Probably the biggest new happiness multiplier in recent memory: I (re)started taking ballet at local studio. Although I am a complete beginner, I grew up on a steady diet of ballet books at varying qualities. I don’t remember when I first saw the photos but I remember being completely entranced by the unparalleled beauty of the form. Lessons were not possible, so I read books, which is always the next best thing. I read all the Noel Streatfeild books, random teen serials where no book is complete without someone bursting into tears mid-dress rehearsal, and of course I read Jill Krementz’s “A Very Young Dancer” so many times that it’s burned into my mind. I also read all kinds of books about technique, and pored over photographs of classical ballets. Thanks, well-stocked childhood library!
One of the really flattering things that a teacher said at my very first lesson was “I can’t believe you’ve never taken ballet before.” And no matter how failhard I am at every lesson, I definitely laid up that comment to live by whenever I feel discouraged (the adagios in center practice, they slay me). And I do fail pretty hard, even for a beginner. My hips are stiff, I can barely follow simple choreography, and my placement is a mess. But I flatter myself that I have been mentally dancing for a very long time. So even when my feet are not right, I do know exactly what I am supposed to have done, and that sometimes–somehow–just a bit–shines through the mess of bad posture and worse turnout.

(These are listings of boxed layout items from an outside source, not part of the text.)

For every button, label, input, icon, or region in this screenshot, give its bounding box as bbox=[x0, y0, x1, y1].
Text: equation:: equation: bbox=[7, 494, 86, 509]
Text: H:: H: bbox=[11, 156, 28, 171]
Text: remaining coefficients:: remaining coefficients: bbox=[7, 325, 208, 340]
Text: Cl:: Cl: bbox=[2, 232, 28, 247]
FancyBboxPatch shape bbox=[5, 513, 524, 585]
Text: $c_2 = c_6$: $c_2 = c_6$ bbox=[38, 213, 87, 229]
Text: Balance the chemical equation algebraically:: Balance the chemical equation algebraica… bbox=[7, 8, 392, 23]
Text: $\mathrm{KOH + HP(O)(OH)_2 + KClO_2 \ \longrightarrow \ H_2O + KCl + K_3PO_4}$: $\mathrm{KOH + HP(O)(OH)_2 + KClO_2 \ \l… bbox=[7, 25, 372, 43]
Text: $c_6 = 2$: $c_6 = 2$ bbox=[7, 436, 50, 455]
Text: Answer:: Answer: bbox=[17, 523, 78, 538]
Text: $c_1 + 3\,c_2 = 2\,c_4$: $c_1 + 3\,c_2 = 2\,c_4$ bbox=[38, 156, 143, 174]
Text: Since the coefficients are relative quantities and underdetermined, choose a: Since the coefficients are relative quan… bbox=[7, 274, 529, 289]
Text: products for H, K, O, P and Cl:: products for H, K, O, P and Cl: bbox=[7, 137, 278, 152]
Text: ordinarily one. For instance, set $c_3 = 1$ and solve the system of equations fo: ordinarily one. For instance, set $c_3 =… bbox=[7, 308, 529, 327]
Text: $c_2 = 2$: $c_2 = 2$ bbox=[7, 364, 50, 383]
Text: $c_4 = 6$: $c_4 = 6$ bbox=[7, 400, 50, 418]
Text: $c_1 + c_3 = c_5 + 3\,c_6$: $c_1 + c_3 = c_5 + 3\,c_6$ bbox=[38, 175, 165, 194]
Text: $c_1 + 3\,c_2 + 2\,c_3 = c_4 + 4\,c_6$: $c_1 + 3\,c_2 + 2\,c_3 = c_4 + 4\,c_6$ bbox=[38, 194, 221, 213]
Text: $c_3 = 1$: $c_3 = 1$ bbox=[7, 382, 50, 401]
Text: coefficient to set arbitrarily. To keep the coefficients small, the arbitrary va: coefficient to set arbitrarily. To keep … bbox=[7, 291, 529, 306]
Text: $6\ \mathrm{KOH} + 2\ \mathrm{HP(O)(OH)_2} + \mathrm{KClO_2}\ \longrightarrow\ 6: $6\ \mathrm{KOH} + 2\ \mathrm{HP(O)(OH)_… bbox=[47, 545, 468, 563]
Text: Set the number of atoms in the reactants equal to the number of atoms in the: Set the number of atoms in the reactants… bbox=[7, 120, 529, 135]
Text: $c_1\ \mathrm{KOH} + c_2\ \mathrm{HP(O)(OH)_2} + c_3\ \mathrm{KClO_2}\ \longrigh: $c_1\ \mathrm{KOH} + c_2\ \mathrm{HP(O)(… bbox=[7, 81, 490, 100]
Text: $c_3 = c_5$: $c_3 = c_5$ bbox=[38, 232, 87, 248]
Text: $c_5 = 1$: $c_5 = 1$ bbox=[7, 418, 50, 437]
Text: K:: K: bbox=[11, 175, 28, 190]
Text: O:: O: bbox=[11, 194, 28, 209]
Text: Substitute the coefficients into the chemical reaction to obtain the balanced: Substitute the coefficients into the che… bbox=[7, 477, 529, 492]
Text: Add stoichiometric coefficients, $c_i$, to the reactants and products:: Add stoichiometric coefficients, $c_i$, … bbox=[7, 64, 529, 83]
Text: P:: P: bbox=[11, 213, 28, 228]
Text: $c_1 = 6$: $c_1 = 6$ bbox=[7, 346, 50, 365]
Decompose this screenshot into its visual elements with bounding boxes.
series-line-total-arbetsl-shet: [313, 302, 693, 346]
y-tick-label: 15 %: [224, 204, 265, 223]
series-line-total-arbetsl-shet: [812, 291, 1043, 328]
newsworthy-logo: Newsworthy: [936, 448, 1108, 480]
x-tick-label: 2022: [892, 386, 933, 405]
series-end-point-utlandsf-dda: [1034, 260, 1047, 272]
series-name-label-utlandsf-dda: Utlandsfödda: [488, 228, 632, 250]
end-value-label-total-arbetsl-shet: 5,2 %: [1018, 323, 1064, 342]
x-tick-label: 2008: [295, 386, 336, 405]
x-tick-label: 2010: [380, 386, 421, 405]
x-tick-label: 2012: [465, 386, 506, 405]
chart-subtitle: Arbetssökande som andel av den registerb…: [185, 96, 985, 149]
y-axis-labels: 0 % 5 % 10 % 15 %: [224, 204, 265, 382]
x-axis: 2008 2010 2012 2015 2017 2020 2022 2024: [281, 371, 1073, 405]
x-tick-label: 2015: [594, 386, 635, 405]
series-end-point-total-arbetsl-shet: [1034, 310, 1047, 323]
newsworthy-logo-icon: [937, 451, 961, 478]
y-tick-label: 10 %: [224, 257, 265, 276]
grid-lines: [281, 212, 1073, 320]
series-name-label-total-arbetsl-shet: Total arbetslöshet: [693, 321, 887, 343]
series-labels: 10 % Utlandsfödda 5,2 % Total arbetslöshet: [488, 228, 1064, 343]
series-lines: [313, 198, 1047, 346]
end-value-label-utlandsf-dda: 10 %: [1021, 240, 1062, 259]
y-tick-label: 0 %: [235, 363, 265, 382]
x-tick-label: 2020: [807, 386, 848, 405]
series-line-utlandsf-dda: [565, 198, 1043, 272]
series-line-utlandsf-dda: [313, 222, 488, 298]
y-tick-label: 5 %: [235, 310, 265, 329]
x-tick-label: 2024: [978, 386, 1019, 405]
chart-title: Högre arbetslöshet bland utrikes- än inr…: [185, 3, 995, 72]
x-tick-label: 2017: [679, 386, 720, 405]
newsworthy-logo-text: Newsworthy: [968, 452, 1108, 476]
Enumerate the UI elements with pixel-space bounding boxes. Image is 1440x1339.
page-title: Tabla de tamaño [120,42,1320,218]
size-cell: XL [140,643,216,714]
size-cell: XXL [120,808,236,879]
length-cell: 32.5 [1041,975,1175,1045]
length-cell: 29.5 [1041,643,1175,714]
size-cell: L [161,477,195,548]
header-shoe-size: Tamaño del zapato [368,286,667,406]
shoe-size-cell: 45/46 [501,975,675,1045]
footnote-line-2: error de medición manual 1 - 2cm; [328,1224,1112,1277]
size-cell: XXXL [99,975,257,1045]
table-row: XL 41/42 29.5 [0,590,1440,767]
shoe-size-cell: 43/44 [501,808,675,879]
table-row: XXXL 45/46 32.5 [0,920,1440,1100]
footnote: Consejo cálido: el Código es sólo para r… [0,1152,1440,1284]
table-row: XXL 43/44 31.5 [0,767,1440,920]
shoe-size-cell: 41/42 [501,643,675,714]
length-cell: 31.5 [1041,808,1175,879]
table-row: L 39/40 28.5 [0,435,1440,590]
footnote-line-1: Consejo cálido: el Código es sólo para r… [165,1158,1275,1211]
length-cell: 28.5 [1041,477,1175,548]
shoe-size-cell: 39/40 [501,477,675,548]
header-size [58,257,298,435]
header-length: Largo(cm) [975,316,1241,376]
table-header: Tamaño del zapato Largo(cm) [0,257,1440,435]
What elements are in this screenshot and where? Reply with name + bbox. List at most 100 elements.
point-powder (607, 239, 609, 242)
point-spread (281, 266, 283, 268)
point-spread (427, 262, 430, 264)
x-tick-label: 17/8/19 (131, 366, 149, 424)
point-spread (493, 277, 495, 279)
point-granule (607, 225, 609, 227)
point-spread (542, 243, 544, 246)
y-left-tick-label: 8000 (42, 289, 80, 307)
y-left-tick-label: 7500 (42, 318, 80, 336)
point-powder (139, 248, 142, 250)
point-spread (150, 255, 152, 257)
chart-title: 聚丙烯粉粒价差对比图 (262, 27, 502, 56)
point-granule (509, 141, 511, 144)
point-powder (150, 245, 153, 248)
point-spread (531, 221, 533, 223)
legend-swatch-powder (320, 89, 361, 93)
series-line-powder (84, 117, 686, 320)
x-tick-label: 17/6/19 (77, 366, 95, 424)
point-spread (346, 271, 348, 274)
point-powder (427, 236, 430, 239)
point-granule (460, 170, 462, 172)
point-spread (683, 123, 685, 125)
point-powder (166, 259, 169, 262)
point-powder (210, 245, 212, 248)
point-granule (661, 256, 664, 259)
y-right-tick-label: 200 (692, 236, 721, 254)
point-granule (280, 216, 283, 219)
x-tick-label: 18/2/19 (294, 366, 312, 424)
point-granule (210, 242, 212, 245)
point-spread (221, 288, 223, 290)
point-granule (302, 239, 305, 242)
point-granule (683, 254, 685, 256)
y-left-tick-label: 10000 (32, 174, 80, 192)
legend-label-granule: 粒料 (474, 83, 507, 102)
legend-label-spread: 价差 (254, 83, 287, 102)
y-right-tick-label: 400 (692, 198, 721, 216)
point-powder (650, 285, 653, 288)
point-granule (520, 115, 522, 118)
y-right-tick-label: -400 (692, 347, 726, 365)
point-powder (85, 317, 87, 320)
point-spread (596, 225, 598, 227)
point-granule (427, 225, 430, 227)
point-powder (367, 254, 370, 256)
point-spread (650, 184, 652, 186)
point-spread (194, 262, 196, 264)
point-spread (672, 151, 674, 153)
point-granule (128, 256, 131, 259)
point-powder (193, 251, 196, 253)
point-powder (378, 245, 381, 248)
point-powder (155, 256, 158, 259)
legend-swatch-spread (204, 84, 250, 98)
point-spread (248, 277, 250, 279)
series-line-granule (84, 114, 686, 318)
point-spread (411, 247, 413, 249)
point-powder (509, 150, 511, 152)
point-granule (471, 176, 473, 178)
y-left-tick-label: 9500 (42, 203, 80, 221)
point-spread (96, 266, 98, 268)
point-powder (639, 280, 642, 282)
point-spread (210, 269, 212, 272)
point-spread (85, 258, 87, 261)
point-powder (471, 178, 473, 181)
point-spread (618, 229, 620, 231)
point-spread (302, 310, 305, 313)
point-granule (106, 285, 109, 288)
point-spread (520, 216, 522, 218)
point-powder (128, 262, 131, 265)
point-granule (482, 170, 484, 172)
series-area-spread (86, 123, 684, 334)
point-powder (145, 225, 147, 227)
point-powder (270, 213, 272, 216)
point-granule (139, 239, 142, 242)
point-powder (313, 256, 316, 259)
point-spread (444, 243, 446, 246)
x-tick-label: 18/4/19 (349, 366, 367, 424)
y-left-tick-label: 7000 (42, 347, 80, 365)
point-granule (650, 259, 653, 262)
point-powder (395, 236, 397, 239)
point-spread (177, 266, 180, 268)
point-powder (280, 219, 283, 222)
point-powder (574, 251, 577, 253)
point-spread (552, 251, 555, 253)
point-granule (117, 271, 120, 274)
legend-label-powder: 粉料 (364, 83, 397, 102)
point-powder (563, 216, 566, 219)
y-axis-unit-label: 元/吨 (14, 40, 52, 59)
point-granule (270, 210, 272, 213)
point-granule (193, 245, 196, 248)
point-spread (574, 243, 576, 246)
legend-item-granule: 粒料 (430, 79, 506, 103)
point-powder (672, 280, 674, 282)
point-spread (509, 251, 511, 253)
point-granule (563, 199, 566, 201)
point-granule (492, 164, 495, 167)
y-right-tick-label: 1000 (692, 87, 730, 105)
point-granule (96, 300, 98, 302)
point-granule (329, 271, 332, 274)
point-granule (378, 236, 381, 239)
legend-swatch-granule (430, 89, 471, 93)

The other thing I love about ballet is that … I am a fairly competitive and perfectionist person in most areas of my life, but dancing shuts down that part of my brain. That makes it freeing and meditative–I suspect that ballet is to me as yoga is to a lot of people. If my steps are not perfect, that’s just my version of it and it’s as valid as anyone else’s, and I am shockingly content with that.
Which is the complete opposite of how I feel about writing! I submit my stories for publication, and I love it when people read and hopefully enjoy my stories. Part of me feels that a story is not real until it is shared–that it’s just a hallucination in my brain until someone else confirms that they heard those voices too.
In ballet, I do not feel that way. I am overjoyed just to be in the studio. I could do endless tendus alone save for the accompanying music on my phone. I feel absolutely no need to be on a stage.
I wonder if I would be a better writer, if I also felt that way about my writing?
Anyway, this was a rambling post. If you want to read a serious post about taking ballet as an adult, I wholeheartedly recommend the excellent essay “Swan, Late: The unexpected joys of adult beginner ballet.”